Approaching the 2nd Semester Integratively
Towards approaching the 2nd Semester Integratively
We started the first week of the 2nd semester in ASMPH with the usual double whammy of an MD subject and an MBA. Many of us were quick to consider the MBA subject Strategic Human Resource Management (HumRes for shot) and whether it's as "chill" as last semester's or not. Mixed responses from across the section (and presumably the same for those who had a not so chill PriMan subject). I found it fascinating that there's this unspoken agreement that the MD subject (Cardiovascular and Respiratory Module, or "CardioRespi") is already going to be incredibly consumptive of both our focus and time, whereas the MBA subject is gauged merely on time.
The tension between the two subjects did not work so well for me last year (as some posts in the past attest to) so in short, I've thought to approach this semester integratively.
The CardioRespi lectures this week already provide an implicit demand for integration. Not only must anatomy and physiology be considered, but also the environmental factors of which the systems (which the human person is made up of) interact with the measurable environment. As an example, we've had basic lectures on respiratory physiology throughout the week (Gas exchange, respiratory control, etc.) but towards the end (and anticipating next week) we had (or will have) lectures on special environments (mt. everest, SCUBA diving), sleep physiology and smoking.
I can write up a feel-good reflection about how "HumRes" is just Medicine applied in a larger scale but this much has been emphasized in monthly leadership meetings as well as the new field's catchword "systems thinking". But this superficial analogizing will do HumRes as well as Medicine a disservice. What it means to approach the 2nd semester integratively will require a dialogue that checks in hegemony (a desire to impose oneself on another) at the door and checks instead serious "Magis" as a group mate of mine said in passing. A lot of this has to do with the human person to work out the nexus between the MD/MBA. Many will likely do so later due to survival instincts and hyperventilation kicking in, but not doing so eventually will undermine the very reason why you chose to sign up for this "doctor of the future" program.
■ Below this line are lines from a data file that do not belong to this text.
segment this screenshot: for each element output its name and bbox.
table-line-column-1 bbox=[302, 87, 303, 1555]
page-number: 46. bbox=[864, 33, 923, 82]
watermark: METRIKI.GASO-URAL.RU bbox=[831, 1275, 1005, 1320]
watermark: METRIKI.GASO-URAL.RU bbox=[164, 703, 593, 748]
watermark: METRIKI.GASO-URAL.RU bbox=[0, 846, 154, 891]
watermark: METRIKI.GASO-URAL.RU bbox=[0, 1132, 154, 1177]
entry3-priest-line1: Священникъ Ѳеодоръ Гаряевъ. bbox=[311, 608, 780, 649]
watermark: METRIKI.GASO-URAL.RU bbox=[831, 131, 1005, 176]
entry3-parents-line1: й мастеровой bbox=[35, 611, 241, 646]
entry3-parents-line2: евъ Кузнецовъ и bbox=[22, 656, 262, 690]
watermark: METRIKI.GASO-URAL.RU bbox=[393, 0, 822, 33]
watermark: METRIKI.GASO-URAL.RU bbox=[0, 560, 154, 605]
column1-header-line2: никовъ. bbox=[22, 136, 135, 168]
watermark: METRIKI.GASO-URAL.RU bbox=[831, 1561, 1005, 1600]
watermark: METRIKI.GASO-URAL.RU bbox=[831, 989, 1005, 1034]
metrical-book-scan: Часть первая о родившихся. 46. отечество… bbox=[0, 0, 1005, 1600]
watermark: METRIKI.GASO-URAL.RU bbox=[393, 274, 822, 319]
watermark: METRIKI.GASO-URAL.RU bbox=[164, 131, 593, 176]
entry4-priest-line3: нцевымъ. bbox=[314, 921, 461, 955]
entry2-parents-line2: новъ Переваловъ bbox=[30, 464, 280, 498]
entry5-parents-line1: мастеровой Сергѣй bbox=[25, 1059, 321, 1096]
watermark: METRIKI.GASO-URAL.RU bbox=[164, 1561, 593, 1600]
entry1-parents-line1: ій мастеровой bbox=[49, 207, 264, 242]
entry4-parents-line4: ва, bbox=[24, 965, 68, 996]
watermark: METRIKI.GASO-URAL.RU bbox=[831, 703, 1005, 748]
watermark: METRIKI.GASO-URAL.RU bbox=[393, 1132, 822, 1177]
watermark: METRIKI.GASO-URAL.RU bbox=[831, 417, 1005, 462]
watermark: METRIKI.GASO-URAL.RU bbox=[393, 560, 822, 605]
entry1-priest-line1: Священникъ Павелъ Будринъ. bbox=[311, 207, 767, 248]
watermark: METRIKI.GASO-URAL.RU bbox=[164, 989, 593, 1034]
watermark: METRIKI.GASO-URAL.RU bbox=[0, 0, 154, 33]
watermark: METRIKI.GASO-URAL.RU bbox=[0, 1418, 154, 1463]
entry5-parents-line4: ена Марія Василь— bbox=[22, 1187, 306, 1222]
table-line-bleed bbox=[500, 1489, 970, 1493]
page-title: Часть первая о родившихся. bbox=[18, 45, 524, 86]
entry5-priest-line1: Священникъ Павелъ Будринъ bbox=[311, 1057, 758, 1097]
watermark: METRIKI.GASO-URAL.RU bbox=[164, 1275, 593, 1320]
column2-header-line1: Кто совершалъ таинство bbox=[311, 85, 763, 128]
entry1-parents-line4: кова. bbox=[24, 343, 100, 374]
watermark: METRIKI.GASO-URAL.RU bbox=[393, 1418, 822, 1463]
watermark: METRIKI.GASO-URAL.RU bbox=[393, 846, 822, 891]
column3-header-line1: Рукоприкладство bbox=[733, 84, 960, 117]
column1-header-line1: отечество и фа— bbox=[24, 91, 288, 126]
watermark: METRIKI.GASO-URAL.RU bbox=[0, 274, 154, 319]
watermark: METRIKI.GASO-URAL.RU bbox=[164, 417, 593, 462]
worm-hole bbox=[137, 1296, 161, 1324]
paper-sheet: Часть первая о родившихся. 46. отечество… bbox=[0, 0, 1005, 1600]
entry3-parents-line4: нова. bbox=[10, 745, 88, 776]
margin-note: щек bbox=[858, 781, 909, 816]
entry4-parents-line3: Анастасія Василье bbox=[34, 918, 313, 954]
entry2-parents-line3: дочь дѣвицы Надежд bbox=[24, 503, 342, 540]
Hopefully that will be some kind of mental bookmark to think about approaching that time of the month we have to do our Examen. This point of the program is indeed part of the process, or perhaps more appropriately– the formation. The MD/MBA's format will form us into the future doctor that will be equipped to address the needs of our patients, who are already enveloped in things like Human Resources, who obviously respire, but who are also persons with unique inalienable value.
Aristotle's example usually comes to mind for me here. He describes causes for a statue to be a "statue". One of the causes is the "formal cause"– the form of the statue. The material cause may be that it's made of bronze, but the formal cause of the statue means that the statue is not just bronze but is made out of bronze but is not the bronze itself. Same thing for the "formal" cause of the Atenean MD/MBA doctor. We will not just be made up of the letters attached, the courses survived, or even the sleepless nights, but we will be formed out of it through integration. And integration does not just mean this objective fact of what we're made out of but also the lived experience– the phenomenology– that helps us understand ourselves more through a careful observation and description of the subjectivity that in-spires our doctoral humanity.